= Immortal Dominion =

American metal band

Immortal Dominion is an American extreme metal band from Fort Collins, Colorado, formed in 1992.

== History ==
They have played in Colorado, California, Wyoming, Utah, Indiana, Missouri and Kansas opening for national acts such as: Macabre, Fear Factory, Vader, Cephalic Carnage, Adema, Darkest Hour, Trust Company, Neurosis, Malevolent Creation, Dirty Rotten Imbeciles, Today is the Day, Living Sacrifice, and Napalm Death. The band members are: Brian Villers (guitars, backing vocals), Ray Smith (lead vocals), Brian "Edward" Schmidt (bass), Louis Micciullo (guitar) and Casey Glass (drums).

=== Teeth (film) ===
Immortal Dominion featured on the soundtrack of the breakout indie film Teeth. Another band had landed a song on the movie, but they broke up and were arguing about the rights to the songs. So Morris Beagle from Fist Music (distributor) sent the movie's Director, Mitchell Lichtenstein, music from several of his bands and they picked five songs from Immortal Dominion's album "Awakening".

The film won a juror's award for best actress at the Sundance Film Festival, and was purchased by Lionsgate/The Weinstein Company. It was released nationwide in February 2007 via Roadside Attractions, and has drawn considerable attention to Immortal Dominion on the strength of the song "Sold My Soul".

== Albums ==
=== Birth, EP – 1996 ===
Songs: Canyon Curse, Animated Adrenaline, Brighter Days, I Won't Kill You and Demon Voices.

=== Endure – 1998 ===
A hybrid of different metal genres, the album put Immortal Dominion on the map.

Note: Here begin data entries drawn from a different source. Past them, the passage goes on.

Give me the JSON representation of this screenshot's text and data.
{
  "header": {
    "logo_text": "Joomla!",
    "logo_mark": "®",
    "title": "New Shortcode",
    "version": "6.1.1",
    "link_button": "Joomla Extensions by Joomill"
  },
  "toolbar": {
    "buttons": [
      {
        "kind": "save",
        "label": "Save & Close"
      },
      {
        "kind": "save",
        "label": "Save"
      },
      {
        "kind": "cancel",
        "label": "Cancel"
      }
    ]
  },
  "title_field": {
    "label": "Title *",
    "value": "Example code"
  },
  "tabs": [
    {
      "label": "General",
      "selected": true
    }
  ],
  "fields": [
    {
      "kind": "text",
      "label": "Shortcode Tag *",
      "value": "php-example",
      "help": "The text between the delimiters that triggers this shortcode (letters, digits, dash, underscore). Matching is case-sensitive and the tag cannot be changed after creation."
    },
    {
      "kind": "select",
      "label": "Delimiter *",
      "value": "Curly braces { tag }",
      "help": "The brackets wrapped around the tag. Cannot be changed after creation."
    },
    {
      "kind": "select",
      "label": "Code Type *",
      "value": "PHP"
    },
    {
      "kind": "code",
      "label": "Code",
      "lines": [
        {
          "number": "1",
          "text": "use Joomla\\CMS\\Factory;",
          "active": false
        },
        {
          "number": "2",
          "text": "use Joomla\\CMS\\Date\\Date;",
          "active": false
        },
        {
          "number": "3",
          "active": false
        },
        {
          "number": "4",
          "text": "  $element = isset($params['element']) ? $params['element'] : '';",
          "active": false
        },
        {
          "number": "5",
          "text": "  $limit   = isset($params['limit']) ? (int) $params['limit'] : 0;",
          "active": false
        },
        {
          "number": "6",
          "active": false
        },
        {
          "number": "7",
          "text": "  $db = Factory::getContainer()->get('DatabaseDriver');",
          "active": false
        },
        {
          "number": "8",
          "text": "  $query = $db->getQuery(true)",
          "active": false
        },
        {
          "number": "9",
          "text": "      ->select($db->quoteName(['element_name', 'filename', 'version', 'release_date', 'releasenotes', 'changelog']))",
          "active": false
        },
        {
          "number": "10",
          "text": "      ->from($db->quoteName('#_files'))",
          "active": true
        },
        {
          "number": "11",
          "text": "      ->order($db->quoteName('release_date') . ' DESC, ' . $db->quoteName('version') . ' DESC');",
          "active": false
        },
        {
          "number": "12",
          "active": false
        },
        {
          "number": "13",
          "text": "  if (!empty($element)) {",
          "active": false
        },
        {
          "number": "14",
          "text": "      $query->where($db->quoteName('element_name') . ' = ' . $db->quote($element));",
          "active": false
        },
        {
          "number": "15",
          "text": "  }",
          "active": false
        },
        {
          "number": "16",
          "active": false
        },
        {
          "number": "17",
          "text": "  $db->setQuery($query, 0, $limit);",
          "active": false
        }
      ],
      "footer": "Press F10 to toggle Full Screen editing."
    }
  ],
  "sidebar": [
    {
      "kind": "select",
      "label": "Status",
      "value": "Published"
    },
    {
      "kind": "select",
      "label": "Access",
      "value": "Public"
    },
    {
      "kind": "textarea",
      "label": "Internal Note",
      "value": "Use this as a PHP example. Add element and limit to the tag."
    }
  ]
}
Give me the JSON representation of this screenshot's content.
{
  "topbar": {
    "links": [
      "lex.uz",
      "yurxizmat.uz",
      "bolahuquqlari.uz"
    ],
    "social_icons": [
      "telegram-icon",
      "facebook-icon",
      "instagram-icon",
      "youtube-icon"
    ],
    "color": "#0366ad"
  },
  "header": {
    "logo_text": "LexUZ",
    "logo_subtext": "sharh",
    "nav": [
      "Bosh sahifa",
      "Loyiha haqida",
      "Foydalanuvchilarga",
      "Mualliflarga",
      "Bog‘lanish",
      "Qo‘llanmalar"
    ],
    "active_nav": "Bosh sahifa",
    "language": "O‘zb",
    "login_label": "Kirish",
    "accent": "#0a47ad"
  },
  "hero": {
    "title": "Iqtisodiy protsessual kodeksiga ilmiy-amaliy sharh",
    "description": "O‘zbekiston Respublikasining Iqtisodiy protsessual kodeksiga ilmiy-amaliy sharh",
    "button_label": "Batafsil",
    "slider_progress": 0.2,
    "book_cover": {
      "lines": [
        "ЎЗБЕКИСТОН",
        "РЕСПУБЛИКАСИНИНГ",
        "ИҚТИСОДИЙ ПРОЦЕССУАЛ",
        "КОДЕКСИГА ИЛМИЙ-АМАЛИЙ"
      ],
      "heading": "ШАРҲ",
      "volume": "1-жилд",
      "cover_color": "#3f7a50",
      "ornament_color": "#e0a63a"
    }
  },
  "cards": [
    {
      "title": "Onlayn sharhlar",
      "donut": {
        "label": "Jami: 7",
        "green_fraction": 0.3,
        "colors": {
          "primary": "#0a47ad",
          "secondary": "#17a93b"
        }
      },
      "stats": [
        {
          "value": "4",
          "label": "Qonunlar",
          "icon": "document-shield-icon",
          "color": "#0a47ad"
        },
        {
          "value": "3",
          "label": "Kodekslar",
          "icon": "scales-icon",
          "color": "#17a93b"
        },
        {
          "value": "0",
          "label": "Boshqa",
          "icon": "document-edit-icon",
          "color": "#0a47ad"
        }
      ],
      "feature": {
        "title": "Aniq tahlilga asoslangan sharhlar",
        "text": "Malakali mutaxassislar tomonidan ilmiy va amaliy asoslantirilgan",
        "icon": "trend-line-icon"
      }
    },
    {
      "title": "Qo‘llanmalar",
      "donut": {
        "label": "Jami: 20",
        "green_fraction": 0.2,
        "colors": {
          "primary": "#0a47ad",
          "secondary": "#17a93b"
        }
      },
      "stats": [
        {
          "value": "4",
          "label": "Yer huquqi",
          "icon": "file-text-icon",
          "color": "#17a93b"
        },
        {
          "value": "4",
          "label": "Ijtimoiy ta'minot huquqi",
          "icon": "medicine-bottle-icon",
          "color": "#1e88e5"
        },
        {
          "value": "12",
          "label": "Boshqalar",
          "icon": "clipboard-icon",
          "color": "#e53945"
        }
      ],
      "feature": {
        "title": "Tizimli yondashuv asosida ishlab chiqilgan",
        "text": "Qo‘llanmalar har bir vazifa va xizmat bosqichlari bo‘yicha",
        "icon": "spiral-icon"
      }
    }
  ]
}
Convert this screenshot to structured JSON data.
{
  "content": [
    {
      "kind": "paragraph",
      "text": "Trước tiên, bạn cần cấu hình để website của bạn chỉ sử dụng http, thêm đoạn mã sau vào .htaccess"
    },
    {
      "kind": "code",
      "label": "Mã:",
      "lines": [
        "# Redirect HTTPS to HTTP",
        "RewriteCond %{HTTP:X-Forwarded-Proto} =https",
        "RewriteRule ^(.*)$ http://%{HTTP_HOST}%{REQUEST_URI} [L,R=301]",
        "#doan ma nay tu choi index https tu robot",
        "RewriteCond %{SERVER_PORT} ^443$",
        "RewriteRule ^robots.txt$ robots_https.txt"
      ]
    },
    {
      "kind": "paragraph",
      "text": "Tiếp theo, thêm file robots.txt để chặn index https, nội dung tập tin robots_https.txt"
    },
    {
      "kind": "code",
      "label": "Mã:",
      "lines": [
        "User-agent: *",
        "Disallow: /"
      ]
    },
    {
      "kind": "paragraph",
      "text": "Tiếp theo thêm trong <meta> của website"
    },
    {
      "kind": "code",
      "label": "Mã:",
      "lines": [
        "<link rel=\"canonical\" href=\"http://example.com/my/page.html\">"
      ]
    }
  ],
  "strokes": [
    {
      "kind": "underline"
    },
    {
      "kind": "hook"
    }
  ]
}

=== Awakening: The Revelation – 2006 ===
The second full-length release from Immortal Dominion after an opening EP.

=== Primortal – 2011 ===
For Primortal the band worked with producer Sterling Winfield (Pantera, Mercyful Fate). According to guitarist Brian Villers – "Sterling, our producer, kind of came in, and he took a listen to what we had, and he just felt like getting in and tearing things apart and rearranging stuff and slowing some stuff down." The album falls less into the death metal range and closer to hard rock.